Im Rückblick auf die vergangenen 60 Jahre äußerte Köhler die Gewissheit, "dass wir Deutschen den Weg zu unserer freien und demokratischen Gesellschaft aus eigener Begabung zur Freiheit gegangen sind". Deutschland habe sich als Nation wiedergefunden und könne mit Mut in die Zukunft blicken. Zwar gebe es leider auch Unbelehrbare, die zurück wollen zu Rassismus und Rechtsextremismus. "Aber sie haben keine Chance", gab der Bundespräsident sich überzeugt.

"Erinnern heißt, eines Geschehens so ehrlich und rein zu gedenken, dass es zu einem Teil des eigenen Innern wird", zititierte Bundestagspräsident Thierse aus der Rede Richard von Weizsäckers zum 40. Jahrestag des Kriegsendes. 20 Jahre später glaubten viele, er eingeschlossen, dass der ehrliche Umgang mit der verbrecherischen Vergangenheit "zu einem Teil unserer kollektiven Identität als Deutsche" geworden sei.
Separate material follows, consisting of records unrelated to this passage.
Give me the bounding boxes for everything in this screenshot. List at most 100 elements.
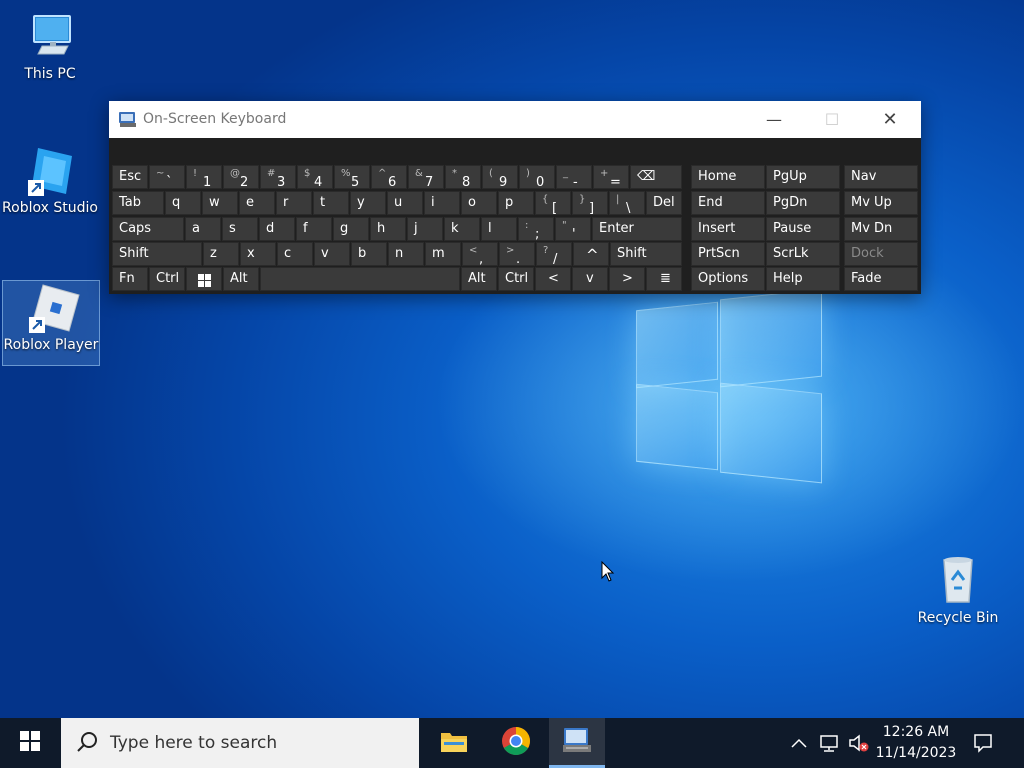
- key-minus[interactable]: _ -: [556, 165, 592, 190]
- key-alt-right[interactable]: Alt: [461, 267, 497, 291]
- window-title-bar[interactable]: On-Screen Keyboard — ☐ ✕: [109, 101, 921, 138]
- key-left-bracket[interactable]: {[: [535, 191, 571, 216]
- key-ctrl[interactable]: Ctrl: [149, 267, 185, 291]
- key-w[interactable]: w: [202, 191, 238, 215]
- key-equals[interactable]: + =: [593, 165, 629, 190]
- key-m[interactable]: m: [425, 242, 461, 266]
- key-right-bracket[interactable]: }]: [572, 191, 608, 216]
- maximize-button[interactable]: ☐: [809, 101, 855, 138]
- key-f[interactable]: f: [296, 217, 332, 241]
- key-end[interactable]: End: [691, 191, 765, 215]
- key-6[interactable]: ^ 6: [371, 165, 407, 190]
- key-9[interactable]: (9: [482, 165, 518, 190]
- key-j[interactable]: j: [407, 217, 443, 241]
- key-right-arrow[interactable]: >: [609, 267, 645, 291]
- key-nav[interactable]: Nav: [844, 165, 918, 189]
- key-5[interactable]: % 5: [334, 165, 370, 190]
- key-v[interactable]: v: [314, 242, 350, 266]
- key-3[interactable]: #3: [260, 165, 296, 190]
- key-u[interactable]: u: [387, 191, 423, 215]
- key-x[interactable]: x: [240, 242, 276, 266]
- key-4[interactable]: $4: [297, 165, 333, 190]
- search-box[interactable]: Type here to search: [61, 718, 419, 768]
- key-a[interactable]: a: [185, 217, 221, 241]
- key-g[interactable]: g: [333, 217, 369, 241]
- chrome-taskbar-button[interactable]: [488, 718, 544, 768]
- key-left-arrow[interactable]: <: [535, 267, 571, 291]
- key-0[interactable]: ) 0: [519, 165, 555, 190]
- key-dock[interactable]: Dock: [844, 242, 918, 266]
- key-backslash[interactable]: | \: [609, 191, 645, 216]
- key-p[interactable]: p: [498, 191, 534, 215]
- key-prtscn[interactable]: PrtScn: [691, 242, 765, 266]
- key-up-arrow[interactable]: ^: [573, 242, 609, 266]
- key-menu[interactable]: ≣: [646, 267, 682, 291]
- key-comma[interactable]: <,: [462, 242, 498, 267]
- network-icon[interactable]: [816, 718, 842, 768]
- key-windows[interactable]: [186, 267, 222, 291]
- key-l[interactable]: l: [481, 217, 517, 241]
- key-d[interactable]: d: [259, 217, 295, 241]
- desktop-icon-roblox-player[interactable]: Roblox Player: [2, 280, 100, 366]
- close-button[interactable]: ✕: [867, 101, 913, 138]
- key-slash[interactable]: ? /: [536, 242, 572, 267]
- key-mv-dn[interactable]: Mv Dn: [844, 217, 918, 241]
- key-alt[interactable]: Alt: [223, 267, 259, 291]
- key-1[interactable]: ! 1: [186, 165, 222, 190]
- key-o[interactable]: o: [461, 191, 497, 215]
- key-fn[interactable]: Fn: [112, 267, 148, 291]
- key-backspace[interactable]: ⌫: [630, 165, 682, 189]
- file-explorer-taskbar-button[interactable]: [426, 718, 482, 768]
- desktop-icon-recycle-bin[interactable]: Recycle Bin: [910, 554, 1006, 626]
- desktop-icon-roblox-studio[interactable]: Roblox Studio: [2, 144, 98, 216]
- key-caps[interactable]: Caps: [112, 217, 184, 241]
- key-enter[interactable]: Enter: [592, 217, 682, 241]
- key-ctrl-right[interactable]: Ctrl: [498, 267, 534, 291]
- show-hidden-icons-chevron-up-icon[interactable]: [786, 718, 812, 768]
- volume-muted-icon[interactable]: [846, 718, 872, 768]
- key-8[interactable]: * 8: [445, 165, 481, 190]
- key-n[interactable]: n: [388, 242, 424, 266]
- key-home[interactable]: Home: [691, 165, 765, 189]
- key-tilde[interactable]: ~ `: [149, 165, 185, 190]
- key-semicolon[interactable]: :;: [518, 217, 554, 242]
- key-period[interactable]: >.: [499, 242, 535, 267]
- key-space[interactable]: [260, 267, 460, 291]
- notifications-icon[interactable]: [968, 718, 998, 768]
- key-q[interactable]: q: [165, 191, 201, 215]
- key-z[interactable]: z: [203, 242, 239, 266]
- start-button[interactable]: [0, 718, 60, 768]
- help-button[interactable]: Help: [766, 267, 840, 291]
- key-r[interactable]: r: [276, 191, 312, 215]
- key-esc[interactable]: Esc: [112, 165, 148, 189]
- key-pgdn[interactable]: PgDn: [766, 191, 840, 215]
- key-i[interactable]: i: [424, 191, 460, 215]
- key-del[interactable]: Del: [646, 191, 682, 215]
- key-down-arrow[interactable]: v: [572, 267, 608, 291]
- key-pgup[interactable]: PgUp: [766, 165, 840, 189]
- key-e[interactable]: e: [239, 191, 275, 215]
- key-insert[interactable]: Insert: [691, 217, 765, 241]
- key-y[interactable]: y: [350, 191, 386, 215]
- key-scrlk[interactable]: ScrLk: [766, 242, 840, 266]
- key-t[interactable]: t: [313, 191, 349, 215]
- key-2[interactable]: @2: [223, 165, 259, 190]
- minimize-button[interactable]: —: [751, 101, 797, 138]
- system-clock[interactable]: 12:26 AM 11/14/2023: [870, 722, 962, 764]
- options-button[interactable]: Options: [691, 267, 765, 291]
- key-right-shift[interactable]: Shift: [610, 242, 682, 266]
- key-pause[interactable]: Pause: [766, 217, 840, 241]
- desktop-icon-this-pc[interactable]: This PC: [2, 10, 98, 82]
- key-7[interactable]: & 7: [408, 165, 444, 190]
- key-c[interactable]: c: [277, 242, 313, 266]
- on-screen-keyboard-taskbar-button[interactable]: [549, 718, 605, 768]
- key-tab[interactable]: Tab: [112, 191, 164, 215]
- key-quote[interactable]: " ': [555, 217, 591, 242]
- key-mv-up[interactable]: Mv Up: [844, 191, 918, 215]
- key-h[interactable]: h: [370, 217, 406, 241]
- key-fade[interactable]: Fade: [844, 267, 918, 291]
- key-k[interactable]: k: [444, 217, 480, 241]
- key-s[interactable]: s: [222, 217, 258, 241]
- key-b[interactable]: b: [351, 242, 387, 266]
- key-left-shift[interactable]: Shift: [112, 242, 202, 266]
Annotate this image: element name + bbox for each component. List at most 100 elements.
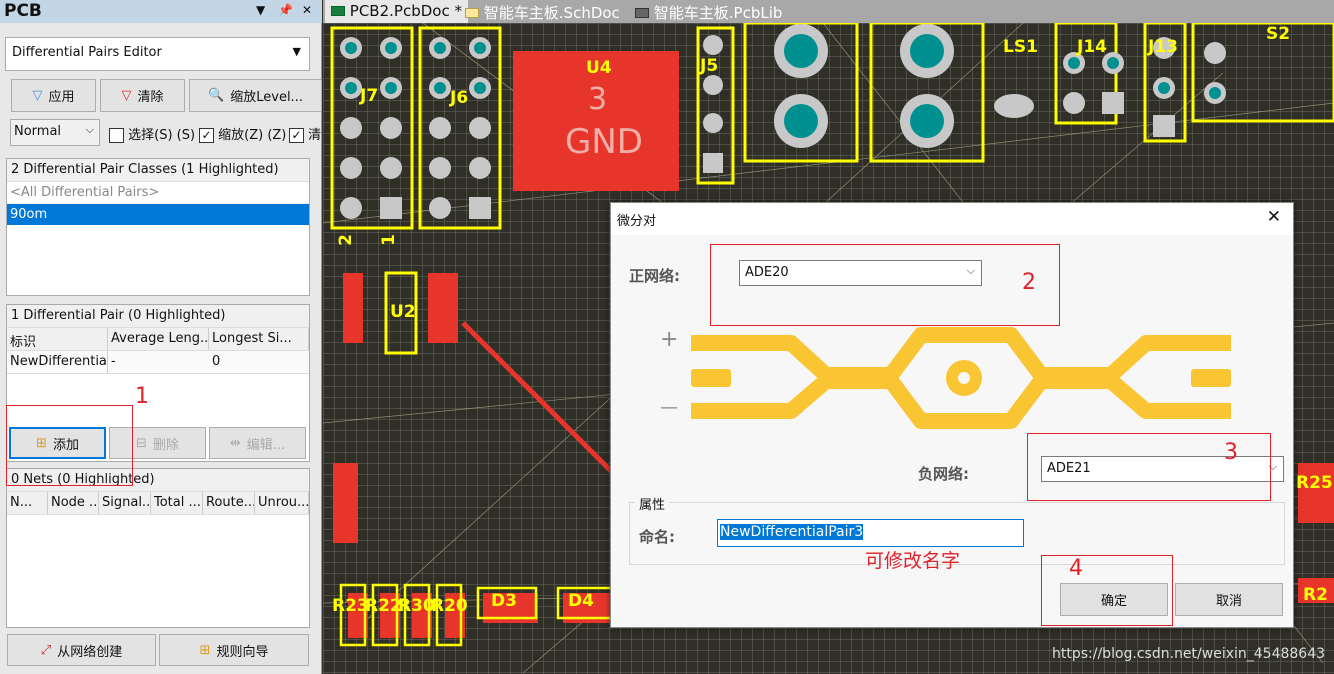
apply-button[interactable]: ▽ 应用 [11,79,96,112]
designator-r2: R2 [1303,585,1328,605]
designator-r30: R30 [398,596,435,616]
cell: - [111,354,116,369]
dropdown-arrow-icon: ▼ [292,45,301,58]
col-header[interactable]: Unrou... [255,492,309,514]
close-icon[interactable]: ✕ [1267,207,1281,227]
col-header[interactable]: 标识 [7,328,108,350]
designator-d3: D3 [491,591,517,611]
tab-label: 智能车主板.PcbLib [653,4,783,22]
negative-net-label: 负网络: [918,465,969,483]
dialog-title: 微分对 [617,214,657,229]
pcb-doc-icon [331,6,345,16]
plus-sign: + [660,327,679,352]
pairs-columns: 标识 Average Leng... Longest Si... [7,328,309,351]
class-item-90om[interactable]: 90om [7,204,309,225]
col-header[interactable]: Total ... [151,492,203,514]
pairs-header: 1 Differential Pair (0 Highlighted) [7,305,309,328]
clear-checkbox[interactable]: ✓ 清 [289,124,321,143]
minus-sign: — [660,397,678,418]
annotation-box-2 [710,244,1060,326]
checkbox[interactable] [109,128,124,143]
designator-j6: J6 [450,88,469,108]
designator-j5: J5 [700,56,719,76]
col-header[interactable]: Signal... [99,492,151,514]
col-header[interactable]: Longest Si... [209,328,309,350]
wizard-icon: ⊞ [199,642,211,658]
panel-menu-icon[interactable]: ▼ [256,3,265,17]
tab-pcblib[interactable]: 智能车主板.PcbLib [629,0,788,23]
designator-r20: R20 [431,596,468,616]
magnifier-icon: 🔍 [208,88,225,103]
clear-button[interactable]: ▽ 清除 [100,79,185,112]
pcb-panel: PCB ▼ 📌 ✕ Differential Pairs Editor ▼ ▽ 应用… [0,0,322,674]
table-row[interactable]: NewDifferentialPair- 0 [7,351,309,374]
designator-r22: R22 [365,596,402,616]
name-label: 命名: [639,528,675,546]
tab-label: PCB2.PcbDoc * [349,2,462,20]
edit-button[interactable]: ⇹ 编辑... [209,427,306,459]
nets-list: 0 Nets (0 Highlighted) N... Node ... Signa… [6,468,310,628]
tab-label: 智能车主板.SchDoc [483,4,620,22]
clear-filter-icon: ▽ [121,88,132,103]
watermark: https://blog.csdn.net/weixin_45488643 [1052,646,1326,662]
u4-pad-number: 3 [588,82,608,117]
pin-label-2: 2 [335,234,356,246]
pcblib-icon [635,8,649,18]
designator-j14: J14 [1077,37,1107,57]
designator-r25: R25 [1296,473,1333,493]
u4-net-gnd: GND [565,122,643,162]
designator-j13: J13 [1148,37,1178,57]
create-from-nets-button[interactable]: ⤢ 从网络创建 [7,634,156,666]
select-checkbox[interactable]: 选择(S) (S) [109,124,195,143]
annotation-note: 可修改名字 [865,550,961,572]
close-icon[interactable]: ✕ [302,3,312,17]
designator-r23: R23 [332,596,369,616]
document-tabs: PCB2.PcbDoc * 智能车主板.SchDoc 智能车主板.PcbLib [323,0,1334,23]
filter-icon: ▽ [32,88,43,103]
net-icon: ⤢ [40,642,52,658]
properties-group-label: 属性 [635,494,670,513]
edit-icon: ⇹ [229,435,241,451]
checkbox[interactable]: ✓ [289,128,304,143]
col-header[interactable]: Node ... [48,492,99,514]
classes-list: 2 Differential Pair Classes (1 Highlight… [6,158,310,296]
differential-pair-diagram [691,327,1231,429]
tab-schdoc[interactable]: 智能车主板.SchDoc [459,0,626,23]
panel-title: PCB ▼ 📌 ✕ [0,0,322,23]
positive-net-label: 正网络: [629,267,680,285]
filter-mode-select[interactable]: Normal ⌵ [10,119,100,146]
chevron-down-icon: ⌵ [85,123,94,136]
cell: 0 [212,354,221,369]
class-item-all[interactable]: <All Differential Pairs> [7,182,309,204]
annotation-box-1 [6,405,133,486]
zoom-level-button[interactable]: 🔍 缩放Level... [189,79,322,112]
zoom-checkbox[interactable]: ✓ 缩放(Z) (Z) [199,124,286,143]
col-header[interactable]: Route... [203,492,255,514]
col-header[interactable]: N... [7,492,48,514]
annotation-2: 2 [1022,270,1036,295]
designator-j7: J7 [360,86,379,106]
designator-u2: U2 [390,302,416,322]
checkbox[interactable]: ✓ [199,128,214,143]
mode-select[interactable]: Differential Pairs Editor ▼ [5,37,310,71]
tab-pcb2[interactable]: PCB2.PcbDoc * [325,0,468,23]
annotation-4: 4 [1069,556,1083,581]
designator-d4: D4 [568,591,594,611]
col-header[interactable]: Average Leng... [108,328,209,350]
annotation-1: 1 [135,384,149,409]
name-input[interactable]: NewDifferentialPair3 [717,519,1024,547]
annotation-box-4 [1041,555,1173,626]
rule-wizard-button[interactable]: ⊞ 规则向导 [159,634,309,666]
nets-columns: N... Node ... Signal... Total ... Route... Un… [7,492,309,515]
designator-ls1: LS1 [1003,37,1038,57]
cancel-button[interactable]: 取消 [1175,583,1283,616]
pin-label-1: 1 [378,234,399,246]
sch-doc-icon [465,8,479,18]
designator-s2: S2 [1266,24,1291,44]
annotation-3: 3 [1224,440,1238,465]
delete-icon: ⊟ [136,435,147,451]
dialog-title-bar: 微分对 ✕ [611,203,1293,235]
classes-header: 2 Differential Pair Classes (1 Highlight… [7,159,309,182]
pin-icon[interactable]: 📌 [278,3,293,17]
cell: NewDifferentialPair [7,351,108,373]
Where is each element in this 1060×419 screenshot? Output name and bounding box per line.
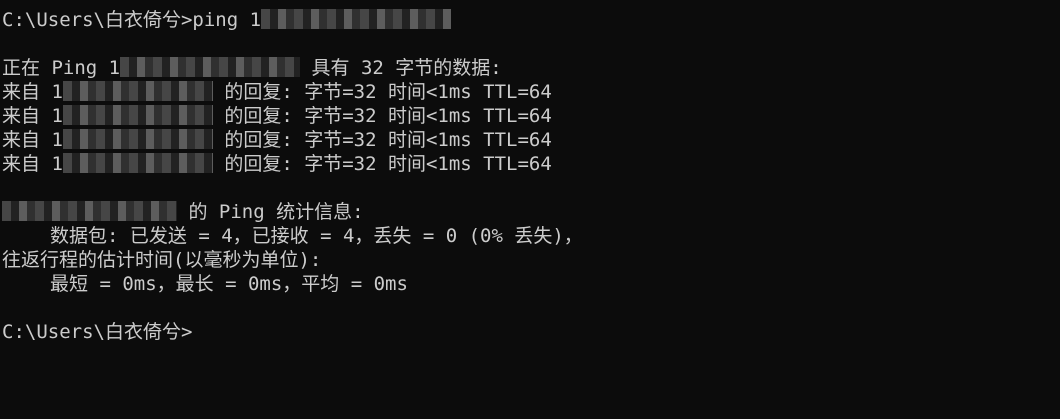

Aus der Erinnerung und dem Gedenken ergebe sich die Verpflichtung zur Verteidigung der Demokratie.

Nach dem verlorenen Krieg sei die Niederlage Deutschlands vollständig gewesen. Der Neuaufbau, so Thierse weiter, habe nur durch eine ebenso vollständige Abkehr vom Faschismus gelingen können. Das wurde nach seinen Worten für das deutsche Volk zu einer Geschichte der Befreiung, die nach 45 Jahren, im Jahre 1990, mit der Wiedervereinigung vollendet wurde.